Author: Aaron Zuspan
Author-email: Aaron Zuspan <aa.zuspan@gmail.com>
Requires-Dist: dask
Requires-Dist: numpy
Requires-Dist: rich
Requires-Dist: typing-extensions
Requires-Python: >=3.10
Description-Content-Type: text/markdown

[![PyPI version](https://badge.fury.io/py/dask-progress-matrix.svg)](https://pypi.org/p/dask-progress-matrix)
[![Build status](https://github.com/aazuspan/dask-progress-matrix/actions/workflows/ci.yaml/badge.svg)](https://github.com/aazuspan/dask-progress-matrix/actions/workflows/ci.yaml)

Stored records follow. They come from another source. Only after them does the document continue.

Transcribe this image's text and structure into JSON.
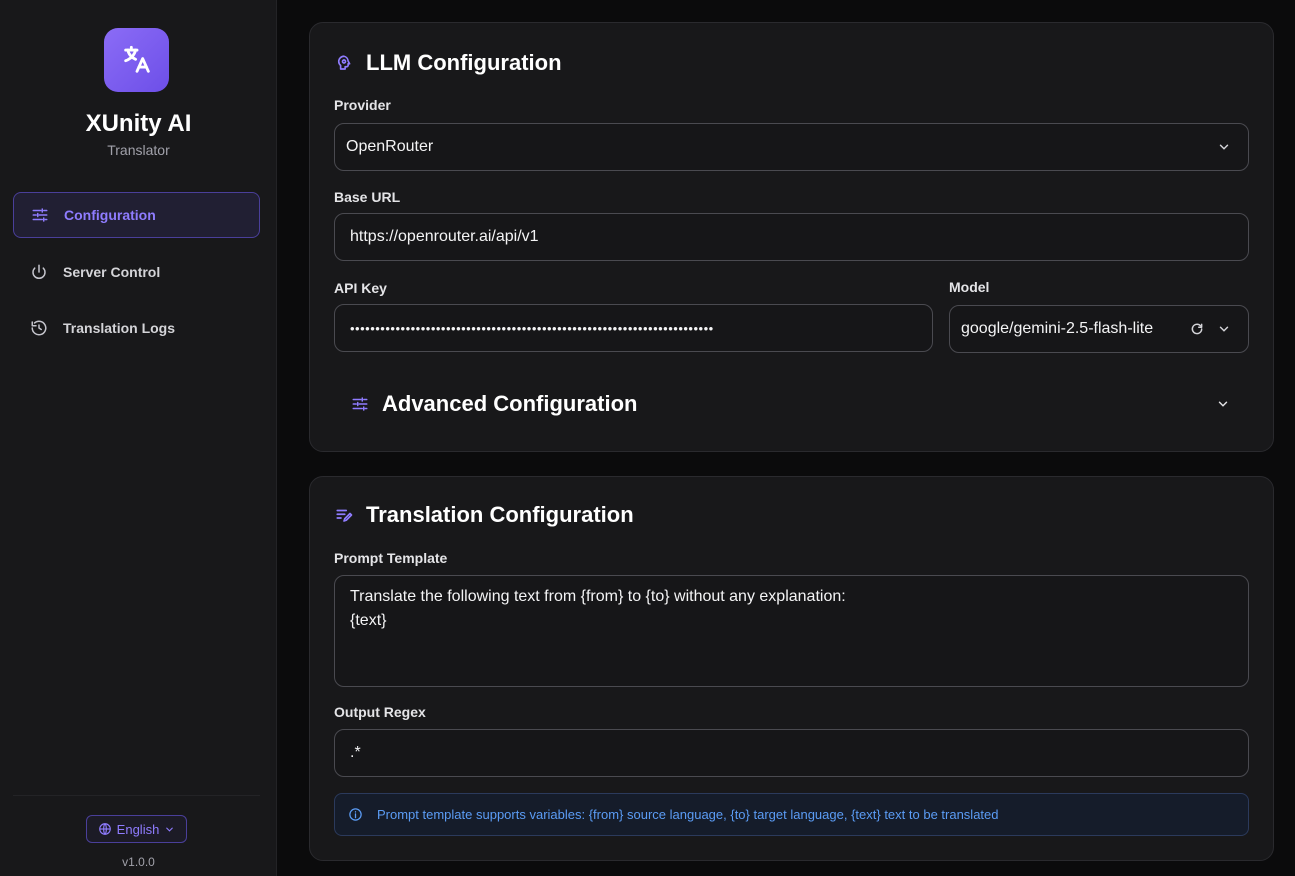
{
  "app": {
    "title": "XUnity AI",
    "subtitle": "Translator",
    "version": "v1.0.0"
  },
  "sidebar": {
    "items": [
      {
        "label": "Configuration",
        "icon": "sliders-icon",
        "active": true
      },
      {
        "label": "Server Control",
        "icon": "power-icon",
        "active": false
      },
      {
        "label": "Translation Logs",
        "icon": "history-icon",
        "active": false
      }
    ],
    "language": "English"
  },
  "llm": {
    "title": "LLM Configuration",
    "provider_label": "Provider",
    "provider_value": "OpenRouter",
    "base_url_label": "Base URL",
    "base_url_value": "https://openrouter.ai/api/v1",
    "api_key_label": "API Key",
    "api_key_value": "••••••••••••••••••••••••••••••••••••••••••••••••••••••••••••••••••••••••",
    "model_label": "Model",
    "model_value": "google/gemini-2.5-flash-lite",
    "advanced_title": "Advanced Configuration"
  },
  "translation": {
    "title": "Translation Configuration",
    "prompt_label": "Prompt Template",
    "prompt_value": "Translate the following text from {from} to {to} without any explanation:\n{text}",
    "regex_label": "Output Regex",
    "regex_value": ".*",
    "info_text": "Prompt template supports variables: {from} source language, {to} target language, {text} text to be translated"
  },
  "colors": {
    "accent": "#8f7cff",
    "info": "#5b9cf5",
    "background": "#0b0b0c",
    "card": "#18181a"
  }
}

Visualize Dask computations by chunk.

![Demo progress matrix](docs/demo.gif)

## Install

```bash
pip install dask-progress-matrix
```

## Quick-start

### API

Use `ProgressMatrix` as a context manager to track Dask computations:

```python
import dask.array as da
from dask_progress_matrix import ProgressMatrix

with ProgressMatrix(cmap="inferno"):
    da.random.random((2, 128, 256), chunks=(1, 16, 16)).compute()
```

### CLI

Track Dask computations in any Python file using the CLI. For example, using [uv](https://docs.astral.sh/uv/):

```bash
$ uvx dask-progress-matrix compute_something.py --cmap=inferno
```

## Features

* **Terminal or Jupyter** - Progress matrixes can be displayed in both terminal environments and Jupyter notebooks.

* **Modes** - When a computation is complete, the `ProgressMatrix` displays a summary with either the completed index or the elapsed time for each chunk, depending on the `mode` parameter.

* **Data structures** - Computing any Dask-backed object will display a progress matrix, including Xarray objects.

* **Dimensionality** - You can track the computation of any Dask array, regardless of dimensionality. For visualization, arrays are truncated to the last two dimensions, so e.g. an array with chunks `(3, 16, 16)` will be rendered as a 16 x 16 matrix where each chunk tracks the progress of 3 different computations.

## Limitations

* **Distributed schedulers** - Support for distributed schedulers like `dask.distributed.Client` isn't currently implemented.

* **Character width** - Each computation chunk is rendered with a minimum width of 2 characters, so arrays with huge numbers of chunks may render slowly or poorly.

* **Chunk shapes** - All chunks are represented by squares, regardles of their shape.

## FAQ

### Why use a progress matrix?

This was mostly developed out of curiosity, but it has some practical debugging and tuning applications, like identifying chunks that are slow to compute.

### Why does it take a long time to start doing anything?

The progress matrix only tracks terminal tasks that correspond directly to chunks in the computed output array. If your computation has a lot of intermediate tasks, you won't see any progress until those are completed.